Meeting the Challenges of Software-Based Networks and Services
- Author(s): Mohammadkhan, Ali
- Advisor(s): Ramakrishnan, K.K.
- et al.
Nowadays, it is possible to have high-performance software-based network functions. This concept, known as Network Function Virtualization (NFV), enables us to run network functions on-demand and where they are needed. Another aspect of network softwarization is Software-defined networking (SDN), which separates data and control plane and a logically centralized controller controls data plane. The computer network enabled by SDN and NFV has unique and interesting challenges and opportunities. In these networks, network functions can be instantiated all over the network, and the flows are steered through them, which is known as service chaining.

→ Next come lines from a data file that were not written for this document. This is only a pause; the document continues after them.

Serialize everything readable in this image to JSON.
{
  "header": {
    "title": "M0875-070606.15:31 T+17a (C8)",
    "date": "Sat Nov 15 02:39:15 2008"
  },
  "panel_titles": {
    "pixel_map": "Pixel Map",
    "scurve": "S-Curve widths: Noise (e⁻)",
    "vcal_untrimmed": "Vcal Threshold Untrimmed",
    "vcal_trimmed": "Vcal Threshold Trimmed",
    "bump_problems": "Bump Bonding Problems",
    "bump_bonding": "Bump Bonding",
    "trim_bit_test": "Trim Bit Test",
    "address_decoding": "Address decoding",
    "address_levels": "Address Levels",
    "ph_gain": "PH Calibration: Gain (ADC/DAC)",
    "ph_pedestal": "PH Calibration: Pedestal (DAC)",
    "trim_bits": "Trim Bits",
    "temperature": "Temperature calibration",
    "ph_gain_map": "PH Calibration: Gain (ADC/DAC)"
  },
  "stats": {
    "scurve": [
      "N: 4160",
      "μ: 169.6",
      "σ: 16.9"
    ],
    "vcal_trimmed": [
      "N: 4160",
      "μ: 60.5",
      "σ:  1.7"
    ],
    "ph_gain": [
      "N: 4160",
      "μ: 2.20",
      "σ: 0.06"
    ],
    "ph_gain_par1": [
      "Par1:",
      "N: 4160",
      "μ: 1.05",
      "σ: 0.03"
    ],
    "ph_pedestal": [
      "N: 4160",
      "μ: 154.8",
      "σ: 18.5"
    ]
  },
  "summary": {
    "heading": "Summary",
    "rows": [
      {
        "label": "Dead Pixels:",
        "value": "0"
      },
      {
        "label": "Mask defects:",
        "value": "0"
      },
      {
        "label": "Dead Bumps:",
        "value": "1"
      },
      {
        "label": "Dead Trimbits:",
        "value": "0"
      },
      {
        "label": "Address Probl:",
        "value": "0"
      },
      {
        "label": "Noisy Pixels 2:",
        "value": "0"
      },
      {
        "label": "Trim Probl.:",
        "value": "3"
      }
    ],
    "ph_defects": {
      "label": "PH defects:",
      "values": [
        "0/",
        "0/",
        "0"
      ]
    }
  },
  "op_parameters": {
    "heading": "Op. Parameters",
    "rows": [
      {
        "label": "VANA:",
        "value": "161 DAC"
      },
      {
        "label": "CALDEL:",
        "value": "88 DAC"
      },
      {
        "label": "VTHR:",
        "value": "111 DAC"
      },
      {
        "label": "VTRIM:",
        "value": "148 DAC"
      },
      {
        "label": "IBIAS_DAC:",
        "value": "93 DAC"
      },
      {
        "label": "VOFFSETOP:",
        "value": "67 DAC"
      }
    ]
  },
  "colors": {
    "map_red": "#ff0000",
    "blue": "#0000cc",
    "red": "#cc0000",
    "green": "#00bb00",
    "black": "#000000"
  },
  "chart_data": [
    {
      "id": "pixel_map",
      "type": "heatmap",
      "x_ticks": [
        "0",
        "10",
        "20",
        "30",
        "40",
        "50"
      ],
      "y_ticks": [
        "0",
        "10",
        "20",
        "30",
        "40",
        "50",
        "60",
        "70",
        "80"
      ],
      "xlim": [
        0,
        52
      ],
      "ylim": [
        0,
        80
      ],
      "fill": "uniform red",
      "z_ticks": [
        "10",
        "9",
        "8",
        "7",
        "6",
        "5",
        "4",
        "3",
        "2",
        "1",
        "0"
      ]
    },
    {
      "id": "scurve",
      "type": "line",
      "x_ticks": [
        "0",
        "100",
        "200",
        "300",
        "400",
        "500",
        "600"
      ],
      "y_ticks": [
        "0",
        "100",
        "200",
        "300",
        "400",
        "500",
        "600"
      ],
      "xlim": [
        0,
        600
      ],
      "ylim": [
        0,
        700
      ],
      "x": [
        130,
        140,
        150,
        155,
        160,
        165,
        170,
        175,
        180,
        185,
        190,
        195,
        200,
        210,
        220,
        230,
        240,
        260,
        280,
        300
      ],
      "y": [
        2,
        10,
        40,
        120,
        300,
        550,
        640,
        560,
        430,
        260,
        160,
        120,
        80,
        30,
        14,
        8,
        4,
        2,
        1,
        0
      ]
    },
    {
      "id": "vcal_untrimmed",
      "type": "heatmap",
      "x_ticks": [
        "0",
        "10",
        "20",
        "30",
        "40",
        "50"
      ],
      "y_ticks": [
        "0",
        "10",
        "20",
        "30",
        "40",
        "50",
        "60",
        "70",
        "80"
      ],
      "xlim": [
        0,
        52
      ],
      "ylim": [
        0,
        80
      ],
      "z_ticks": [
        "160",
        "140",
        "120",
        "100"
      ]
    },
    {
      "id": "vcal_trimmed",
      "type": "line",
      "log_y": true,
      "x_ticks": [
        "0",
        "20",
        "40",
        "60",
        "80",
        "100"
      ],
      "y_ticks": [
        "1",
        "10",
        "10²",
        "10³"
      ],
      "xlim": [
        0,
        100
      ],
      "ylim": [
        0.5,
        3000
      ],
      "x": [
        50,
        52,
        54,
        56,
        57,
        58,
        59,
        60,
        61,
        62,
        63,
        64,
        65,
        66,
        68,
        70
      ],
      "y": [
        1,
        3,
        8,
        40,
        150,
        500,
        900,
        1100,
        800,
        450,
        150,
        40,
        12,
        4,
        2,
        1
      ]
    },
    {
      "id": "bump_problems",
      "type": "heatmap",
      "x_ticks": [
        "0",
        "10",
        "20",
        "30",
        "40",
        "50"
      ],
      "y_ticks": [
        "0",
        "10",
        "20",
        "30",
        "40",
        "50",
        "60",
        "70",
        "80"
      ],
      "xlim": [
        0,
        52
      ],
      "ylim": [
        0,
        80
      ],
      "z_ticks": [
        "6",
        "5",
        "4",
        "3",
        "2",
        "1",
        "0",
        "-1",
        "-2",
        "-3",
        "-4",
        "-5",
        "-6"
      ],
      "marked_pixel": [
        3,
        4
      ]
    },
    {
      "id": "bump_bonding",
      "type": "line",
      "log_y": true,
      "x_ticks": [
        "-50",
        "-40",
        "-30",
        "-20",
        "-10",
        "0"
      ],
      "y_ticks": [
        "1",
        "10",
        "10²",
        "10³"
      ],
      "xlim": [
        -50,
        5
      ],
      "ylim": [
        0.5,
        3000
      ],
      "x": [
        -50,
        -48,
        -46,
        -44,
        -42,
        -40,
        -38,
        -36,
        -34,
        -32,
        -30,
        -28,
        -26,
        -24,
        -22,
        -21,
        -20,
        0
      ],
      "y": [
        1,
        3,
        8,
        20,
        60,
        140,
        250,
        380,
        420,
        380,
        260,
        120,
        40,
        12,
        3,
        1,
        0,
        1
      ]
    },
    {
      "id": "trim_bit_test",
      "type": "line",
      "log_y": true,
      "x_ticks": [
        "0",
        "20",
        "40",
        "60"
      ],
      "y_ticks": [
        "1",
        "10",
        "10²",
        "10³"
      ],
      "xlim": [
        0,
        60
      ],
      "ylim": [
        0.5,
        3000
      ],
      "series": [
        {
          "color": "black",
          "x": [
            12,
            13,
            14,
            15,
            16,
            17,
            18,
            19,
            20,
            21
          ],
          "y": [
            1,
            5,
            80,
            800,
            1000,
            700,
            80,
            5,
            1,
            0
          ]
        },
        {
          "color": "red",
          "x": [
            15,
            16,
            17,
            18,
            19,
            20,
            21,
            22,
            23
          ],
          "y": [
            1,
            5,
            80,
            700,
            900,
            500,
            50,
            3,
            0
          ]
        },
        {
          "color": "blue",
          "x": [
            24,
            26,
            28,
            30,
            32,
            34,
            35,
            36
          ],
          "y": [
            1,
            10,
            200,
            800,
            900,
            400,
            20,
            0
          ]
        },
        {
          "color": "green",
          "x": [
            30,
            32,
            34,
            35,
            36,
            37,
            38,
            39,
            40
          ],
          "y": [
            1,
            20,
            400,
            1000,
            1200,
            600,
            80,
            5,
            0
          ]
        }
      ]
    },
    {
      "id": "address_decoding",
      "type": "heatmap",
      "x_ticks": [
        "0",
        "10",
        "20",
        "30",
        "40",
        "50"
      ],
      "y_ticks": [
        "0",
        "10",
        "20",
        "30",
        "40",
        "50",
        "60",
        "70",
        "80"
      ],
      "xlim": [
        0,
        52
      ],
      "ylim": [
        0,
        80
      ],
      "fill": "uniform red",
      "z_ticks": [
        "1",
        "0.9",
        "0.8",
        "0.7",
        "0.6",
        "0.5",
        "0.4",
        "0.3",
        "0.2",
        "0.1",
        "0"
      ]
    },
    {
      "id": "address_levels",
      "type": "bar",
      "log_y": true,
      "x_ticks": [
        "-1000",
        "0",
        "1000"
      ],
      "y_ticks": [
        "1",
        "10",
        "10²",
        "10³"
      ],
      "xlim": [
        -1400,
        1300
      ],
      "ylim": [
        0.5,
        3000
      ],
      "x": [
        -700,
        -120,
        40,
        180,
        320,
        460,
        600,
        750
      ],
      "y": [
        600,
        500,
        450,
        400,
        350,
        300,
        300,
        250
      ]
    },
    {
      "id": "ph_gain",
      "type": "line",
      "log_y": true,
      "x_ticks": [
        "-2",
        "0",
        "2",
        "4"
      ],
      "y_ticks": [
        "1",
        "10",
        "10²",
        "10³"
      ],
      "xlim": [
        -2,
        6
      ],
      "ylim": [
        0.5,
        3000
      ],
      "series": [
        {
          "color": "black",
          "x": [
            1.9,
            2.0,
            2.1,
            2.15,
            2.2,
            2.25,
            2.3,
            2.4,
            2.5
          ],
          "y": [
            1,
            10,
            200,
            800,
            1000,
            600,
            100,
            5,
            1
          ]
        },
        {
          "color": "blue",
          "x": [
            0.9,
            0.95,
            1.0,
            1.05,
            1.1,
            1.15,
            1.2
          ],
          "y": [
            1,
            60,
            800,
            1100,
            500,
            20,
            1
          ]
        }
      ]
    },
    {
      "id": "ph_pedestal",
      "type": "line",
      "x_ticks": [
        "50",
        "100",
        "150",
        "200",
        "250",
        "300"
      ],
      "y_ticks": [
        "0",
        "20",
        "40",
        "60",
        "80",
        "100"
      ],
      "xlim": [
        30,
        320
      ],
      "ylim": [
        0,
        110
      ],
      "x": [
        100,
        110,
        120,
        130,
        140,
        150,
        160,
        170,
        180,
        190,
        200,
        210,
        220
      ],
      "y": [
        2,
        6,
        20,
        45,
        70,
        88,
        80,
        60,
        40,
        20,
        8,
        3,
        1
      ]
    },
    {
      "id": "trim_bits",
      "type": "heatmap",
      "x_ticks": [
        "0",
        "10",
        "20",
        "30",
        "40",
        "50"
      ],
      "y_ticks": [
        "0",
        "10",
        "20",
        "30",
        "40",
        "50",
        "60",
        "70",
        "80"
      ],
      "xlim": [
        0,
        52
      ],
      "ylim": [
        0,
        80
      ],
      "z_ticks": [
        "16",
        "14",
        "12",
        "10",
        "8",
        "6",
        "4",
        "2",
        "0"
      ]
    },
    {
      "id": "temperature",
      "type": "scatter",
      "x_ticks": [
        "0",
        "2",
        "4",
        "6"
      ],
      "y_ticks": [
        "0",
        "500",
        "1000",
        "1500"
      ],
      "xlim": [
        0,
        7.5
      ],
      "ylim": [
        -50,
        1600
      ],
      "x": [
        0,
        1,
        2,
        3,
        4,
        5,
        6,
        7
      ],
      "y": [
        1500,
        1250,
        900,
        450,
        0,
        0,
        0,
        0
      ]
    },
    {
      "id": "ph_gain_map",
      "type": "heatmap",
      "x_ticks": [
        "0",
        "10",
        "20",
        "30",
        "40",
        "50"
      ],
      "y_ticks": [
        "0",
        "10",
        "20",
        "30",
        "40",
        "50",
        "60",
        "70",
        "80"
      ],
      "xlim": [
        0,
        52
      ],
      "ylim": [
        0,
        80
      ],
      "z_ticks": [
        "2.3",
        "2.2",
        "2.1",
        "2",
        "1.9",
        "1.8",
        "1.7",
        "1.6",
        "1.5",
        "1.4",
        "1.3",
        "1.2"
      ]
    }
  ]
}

In one branch of our work, we showed how jointly solving routing, and network function placement problem outperforms traditional placement solutions. Next step was designing a protocol for service chaining in these networks. Hence, we showed that efficient use of available information in the centralized controller makes the protocol more efficient with a reduces the number of messages and bits in the headers. Thus far, we had considered nodes as black boxes, but in the next branch of our work, we focused on each node. We proposed a solution for the architecture of a protocol-free software switch equipped with SmartNICs and the optimization of resources to carry out different tasks within each node.
Based on the lessons we learned in the projects above, we worked on the application of these technologies in the cellular domain. We proposed an NFV-based architecture and protocol for the cellular packet core. Our proposed architecture, CleanG, is simple, scalable, and efficient. In addition, in the CleanG protocol, the number of control messages exchanged is reduced dramatically, and packets are forwarded through more efficient tunneling. This reduction in messages lowers the delay and the load on control plane components, which increases the system capacity dramatically.
In conclusion, software-based networks provide a plethora of opportunities for the next generations of networks. However, to leverage them efficiently, we believe merely implementing hardware components as a software piece is not the answer. Thus, it is crucial to rethink the architecture and protocols, and the specific challenges and opportunities of software-based networks should be considered.